Thursday, October 11, 2007

The Star Thrower. Loren Eiseley. Significant Sentences 17

Significant sentences from Loren Eiseley's The Star Thrower, a collection of Eiseley's essays on nature and humanity's relationship to it.

Title of Essay: "How Natural is 'Natural' "?

"...in our day he [man] has pierced so deeply through the screen of appearances that the age-old distinctions between matter and energy have been dimmed to the point of disappearance." p. 283.

"He [man] holds the heat of suns within his hands and threatens with it both the lives and the happiness of his unborn descendants." p. 284.

Pascal: "There is nothing natural which we do not destroy." p. 284.

"As society improves physically, we assume the improvement of the individual and are all the more horrified at those mass movements of terror which have so typified the first half of the twentieth century." p. 284.

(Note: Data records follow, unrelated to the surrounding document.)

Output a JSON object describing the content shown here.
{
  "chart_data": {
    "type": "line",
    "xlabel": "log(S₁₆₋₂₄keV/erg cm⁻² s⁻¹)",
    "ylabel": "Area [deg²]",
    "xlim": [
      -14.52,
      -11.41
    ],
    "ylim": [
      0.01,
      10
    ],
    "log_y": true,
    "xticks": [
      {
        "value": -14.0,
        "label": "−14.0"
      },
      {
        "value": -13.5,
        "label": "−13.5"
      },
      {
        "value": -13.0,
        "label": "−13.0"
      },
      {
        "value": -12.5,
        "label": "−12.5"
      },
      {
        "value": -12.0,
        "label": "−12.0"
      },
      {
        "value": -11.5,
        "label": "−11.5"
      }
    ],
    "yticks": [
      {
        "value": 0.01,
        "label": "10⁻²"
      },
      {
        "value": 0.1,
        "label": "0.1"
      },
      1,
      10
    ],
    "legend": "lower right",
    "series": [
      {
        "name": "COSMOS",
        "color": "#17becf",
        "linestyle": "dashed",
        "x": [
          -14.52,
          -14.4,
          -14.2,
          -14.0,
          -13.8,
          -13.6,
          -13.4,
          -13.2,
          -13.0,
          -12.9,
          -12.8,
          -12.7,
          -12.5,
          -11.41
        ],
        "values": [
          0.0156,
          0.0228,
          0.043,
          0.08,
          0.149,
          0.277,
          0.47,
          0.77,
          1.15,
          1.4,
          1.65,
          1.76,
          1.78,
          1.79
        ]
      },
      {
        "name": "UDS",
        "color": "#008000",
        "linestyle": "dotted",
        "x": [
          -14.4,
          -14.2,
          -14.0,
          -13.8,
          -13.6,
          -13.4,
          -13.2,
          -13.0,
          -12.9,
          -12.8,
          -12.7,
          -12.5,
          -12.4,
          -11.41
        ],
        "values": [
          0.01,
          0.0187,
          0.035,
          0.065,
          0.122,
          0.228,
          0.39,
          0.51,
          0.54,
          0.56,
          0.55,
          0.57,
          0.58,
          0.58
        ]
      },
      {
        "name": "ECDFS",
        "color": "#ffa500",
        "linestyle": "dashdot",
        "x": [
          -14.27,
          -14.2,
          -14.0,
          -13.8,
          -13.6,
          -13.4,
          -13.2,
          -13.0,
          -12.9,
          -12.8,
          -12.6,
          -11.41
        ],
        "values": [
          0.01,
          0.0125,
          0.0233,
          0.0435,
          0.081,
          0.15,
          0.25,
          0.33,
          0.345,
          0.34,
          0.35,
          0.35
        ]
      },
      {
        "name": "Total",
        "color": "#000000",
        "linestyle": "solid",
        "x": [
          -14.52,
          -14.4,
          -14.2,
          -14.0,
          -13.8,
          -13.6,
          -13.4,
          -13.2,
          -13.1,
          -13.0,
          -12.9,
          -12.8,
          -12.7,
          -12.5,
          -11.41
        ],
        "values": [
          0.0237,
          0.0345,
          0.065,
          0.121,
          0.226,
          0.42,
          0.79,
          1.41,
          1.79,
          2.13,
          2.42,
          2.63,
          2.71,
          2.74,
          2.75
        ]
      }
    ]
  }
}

"The special value of science lies not in what it makes of the world, but in what it makes of the knower." p. 291.

"The Renaissance thinkers were right when they said that man, the Microcosm, contains the Macrocosm." p. 293.

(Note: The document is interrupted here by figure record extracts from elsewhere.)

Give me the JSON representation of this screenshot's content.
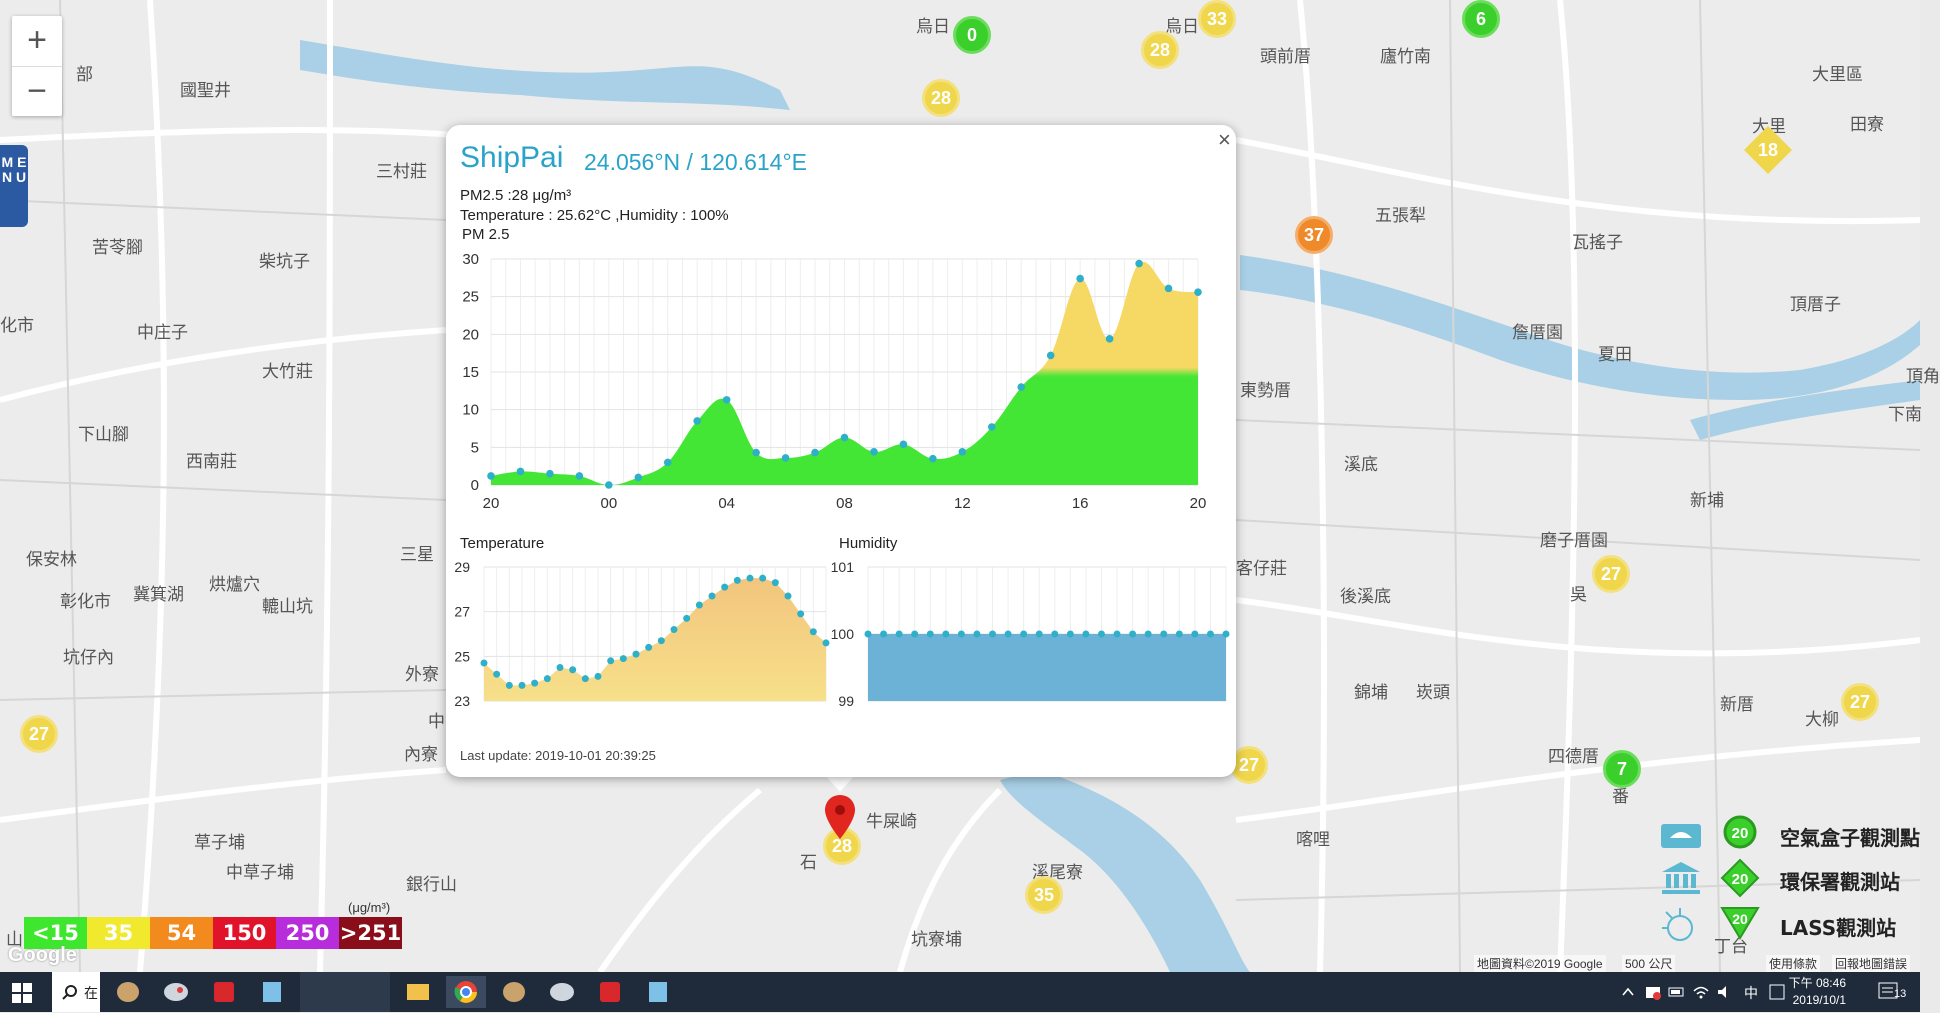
{
  "map": {
    "zoom_in_label": "+",
    "zoom_out_label": "−",
    "menu_label": "M E N U",
    "places": [
      {
        "name": "烏日",
        "x": 916,
        "y": 12
      },
      {
        "name": "烏日",
        "x": 1165,
        "y": 12
      },
      {
        "name": "頭前厝",
        "x": 1260,
        "y": 42
      },
      {
        "name": "廬竹南",
        "x": 1380,
        "y": 42
      },
      {
        "name": "大里區",
        "x": 1812,
        "y": 60
      },
      {
        "name": "田寮",
        "x": 1850,
        "y": 110
      },
      {
        "name": "大里",
        "x": 1752,
        "y": 112
      },
      {
        "name": "國聖井",
        "x": 180,
        "y": 76
      },
      {
        "name": "部",
        "x": 76,
        "y": 60
      },
      {
        "name": "三村莊",
        "x": 376,
        "y": 157
      },
      {
        "name": "五張犁",
        "x": 1375,
        "y": 201
      },
      {
        "name": "瓦搖子",
        "x": 1572,
        "y": 228
      },
      {
        "name": "頂厝子",
        "x": 1790,
        "y": 290
      },
      {
        "name": "苦苓腳",
        "x": 92,
        "y": 233
      },
      {
        "name": "柴坑子",
        "x": 259,
        "y": 247
      },
      {
        "name": "化市",
        "x": 0,
        "y": 311
      },
      {
        "name": "中庄子",
        "x": 137,
        "y": 318
      },
      {
        "name": "詹厝園",
        "x": 1512,
        "y": 318
      },
      {
        "name": "夏田",
        "x": 1598,
        "y": 340
      },
      {
        "name": "大竹莊",
        "x": 262,
        "y": 357
      },
      {
        "name": "頂角",
        "x": 1906,
        "y": 362
      },
      {
        "name": "東勢厝",
        "x": 1240,
        "y": 376
      },
      {
        "name": "下南",
        "x": 1888,
        "y": 400
      },
      {
        "name": "下山腳",
        "x": 78,
        "y": 420
      },
      {
        "name": "西南莊",
        "x": 186,
        "y": 447
      },
      {
        "name": "溪底",
        "x": 1344,
        "y": 450
      },
      {
        "name": "新埔",
        "x": 1690,
        "y": 486
      },
      {
        "name": "保安林",
        "x": 26,
        "y": 545
      },
      {
        "name": "磨子厝園",
        "x": 1540,
        "y": 526
      },
      {
        "name": "三星",
        "x": 400,
        "y": 540
      },
      {
        "name": "彰化市",
        "x": 60,
        "y": 587
      },
      {
        "name": "冀箕湖",
        "x": 133,
        "y": 580
      },
      {
        "name": "烘爐穴",
        "x": 209,
        "y": 570
      },
      {
        "name": "轆山坑",
        "x": 262,
        "y": 592
      },
      {
        "name": "客仔莊",
        "x": 1236,
        "y": 554
      },
      {
        "name": "後溪底",
        "x": 1340,
        "y": 582
      },
      {
        "name": "吳",
        "x": 1570,
        "y": 580
      },
      {
        "name": "坑仔內",
        "x": 63,
        "y": 643
      },
      {
        "name": "外寮",
        "x": 405,
        "y": 660
      },
      {
        "name": "錦埔",
        "x": 1354,
        "y": 678
      },
      {
        "name": "崁頭",
        "x": 1416,
        "y": 678
      },
      {
        "name": "新厝",
        "x": 1720,
        "y": 690
      },
      {
        "name": "中",
        "x": 428,
        "y": 707
      },
      {
        "name": "內寮",
        "x": 404,
        "y": 740
      },
      {
        "name": "大柳",
        "x": 1805,
        "y": 705
      },
      {
        "name": "四德厝",
        "x": 1548,
        "y": 742
      },
      {
        "name": "番",
        "x": 1612,
        "y": 782
      },
      {
        "name": "牛屎崎",
        "x": 866,
        "y": 807
      },
      {
        "name": "喀哩",
        "x": 1296,
        "y": 825
      },
      {
        "name": "草子埔",
        "x": 194,
        "y": 828
      },
      {
        "name": "中草子埔",
        "x": 226,
        "y": 858
      },
      {
        "name": "銀行山",
        "x": 406,
        "y": 870
      },
      {
        "name": "石",
        "x": 800,
        "y": 848
      },
      {
        "name": "溪尾寮",
        "x": 1032,
        "y": 858
      },
      {
        "name": "坑寮埔",
        "x": 911,
        "y": 925
      },
      {
        "name": "丁台",
        "x": 1714,
        "y": 932
      },
      {
        "name": "山",
        "x": 6,
        "y": 925
      }
    ],
    "markers": [
      {
        "type": "green",
        "value": "0",
        "x": 953,
        "y": 16,
        "d": 38
      },
      {
        "type": "yellow",
        "value": "33",
        "x": 1198,
        "y": 0,
        "d": 38
      },
      {
        "type": "green",
        "value": "6",
        "x": 1462,
        "y": 0,
        "d": 38
      },
      {
        "type": "yellow",
        "value": "28",
        "x": 1141,
        "y": 31,
        "d": 38
      },
      {
        "type": "yellow",
        "value": "28",
        "x": 922,
        "y": 79,
        "d": 38
      },
      {
        "type": "orange",
        "value": "37",
        "x": 1295,
        "y": 216,
        "d": 38
      },
      {
        "type": "yellow",
        "value": "27",
        "x": 1592,
        "y": 555,
        "d": 38
      },
      {
        "type": "yellow",
        "value": "27",
        "x": 1841,
        "y": 683,
        "d": 38
      },
      {
        "type": "yellow",
        "value": "27",
        "x": 20,
        "y": 715,
        "d": 38
      },
      {
        "type": "yellow",
        "value": "27",
        "x": 1230,
        "y": 746,
        "d": 38
      },
      {
        "type": "green",
        "value": "7",
        "x": 1603,
        "y": 750,
        "d": 38
      },
      {
        "type": "yellow",
        "value": "35",
        "x": 1025,
        "y": 876,
        "d": 38
      },
      {
        "type": "yellow",
        "value": "28",
        "x": 823,
        "y": 827,
        "d": 38
      }
    ],
    "diamond_marker": {
      "value": "18"
    },
    "legend_scale": [
      {
        "label": "<15",
        "color": "#3fe62e"
      },
      {
        "label": "35",
        "color": "#f1e92e"
      },
      {
        "label": "54",
        "color": "#f28a1e"
      },
      {
        "label": "150",
        "color": "#e0132a"
      },
      {
        "label": "250",
        "color": "#b72ddb"
      },
      {
        "label": ">251",
        "color": "#8a0e1a"
      }
    ],
    "legend_unit": "(μg/m³)",
    "google_logo": "Google",
    "attribution": "地圖資料©2019 Google",
    "scale_label": "500 公尺",
    "terms": "使用條款",
    "report": "回報地圖錯誤",
    "station_legend": [
      {
        "value": "20",
        "label": "空氣盒子觀測點"
      },
      {
        "value": "20",
        "label": "環保署觀測站"
      },
      {
        "value": "20",
        "label": "LASS觀測站"
      }
    ]
  },
  "popup": {
    "close": "×",
    "title": "ShipPai",
    "coords": "24.056°N / 120.614°E",
    "pm25": "PM2.5 :28 μg/m³",
    "temp_humidity": "Temperature : 25.62°C ,Humidity : 100%",
    "pm_chart_label": "PM 2.5",
    "temp_chart_label": "Temperature",
    "humidity_chart_label": "Humidity",
    "last_update": "Last update: 2019-10-01 20:39:25"
  },
  "chart_data": [
    {
      "type": "area",
      "title": "PM 2.5",
      "ylim": [
        0,
        30
      ],
      "y_ticks": [
        0,
        5,
        10,
        15,
        20,
        25,
        30
      ],
      "x_tick_labels": [
        "20",
        "00",
        "04",
        "08",
        "12",
        "16",
        "20"
      ],
      "x_ticks_at": [
        0,
        4,
        8,
        12,
        16,
        20,
        24
      ],
      "x": [
        0,
        1,
        2,
        3,
        4,
        5,
        6,
        7,
        8,
        9,
        10,
        11,
        12,
        13,
        14,
        15,
        16,
        17,
        18,
        19,
        20,
        21,
        22,
        23,
        24
      ],
      "values": [
        1.2,
        1.8,
        1.5,
        1.2,
        0,
        1,
        3,
        8.5,
        11.3,
        4.3,
        3.6,
        4.3,
        6.3,
        4.4,
        5.4,
        3.5,
        4.4,
        7.7,
        13,
        17.2,
        27.4,
        19.4,
        29.4,
        26.1,
        25.6
      ],
      "fill_threshold": 15,
      "colors": {
        "low": "#44e636",
        "mid": "#f5d964",
        "point": "#2fb0c9"
      },
      "grid": true
    },
    {
      "type": "area",
      "title": "Temperature",
      "ylim": [
        23,
        29
      ],
      "y_ticks": [
        23,
        25,
        27,
        29
      ],
      "values": [
        24.7,
        24.2,
        23.7,
        23.7,
        23.8,
        24,
        24.5,
        24.4,
        24,
        24.1,
        24.8,
        24.9,
        25.1,
        25.4,
        25.7,
        26.2,
        26.7,
        27.3,
        27.7,
        28.1,
        28.4,
        28.5,
        28.5,
        28.3,
        27.7,
        26.9,
        26.1,
        25.6
      ],
      "colors": {
        "fill": "#f2c57e",
        "point": "#2fb0c9"
      },
      "grid": true
    },
    {
      "type": "area",
      "title": "Humidity",
      "ylim": [
        99,
        101
      ],
      "y_ticks": [
        99,
        100,
        101
      ],
      "values": [
        100,
        100,
        100,
        100,
        100,
        100,
        100,
        100,
        100,
        100,
        100,
        100,
        100,
        100,
        100,
        100,
        100,
        100,
        100,
        100,
        100,
        100,
        100,
        100
      ],
      "colors": {
        "fill": "#6cb1d6",
        "point": "#2fb0c9"
      },
      "grid": true
    }
  ],
  "taskbar": {
    "search_label": "在",
    "time": "下午 08:46",
    "date": "2019/10/1",
    "ime_label": "中",
    "notification_count": "13"
  }
}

Kierkegaard: "Maturity consists in the discovery that there comes a critical moment where everything is reversed, after which the point becomes to understand more and more that there is something which cannot be understood." p. 294.

"Man's quest for certainty is, in the last analysis, a quest for meaning." p. 295.

"...to see, beyond the natural, to that inexpressible realm in which the words 'natural' and 'supernatural' cease to have meaning." p. 296.

Reflections: You can't get more cryptic than the last sentence. I think Eiseley means that at some point the natural and the supernatural come together as one entity. Make of that what you want.

I really like the sentence on page 291 that the goal of science is not what it makes of the world but what it makes of the knower. What does that sentence mean to you? RayS.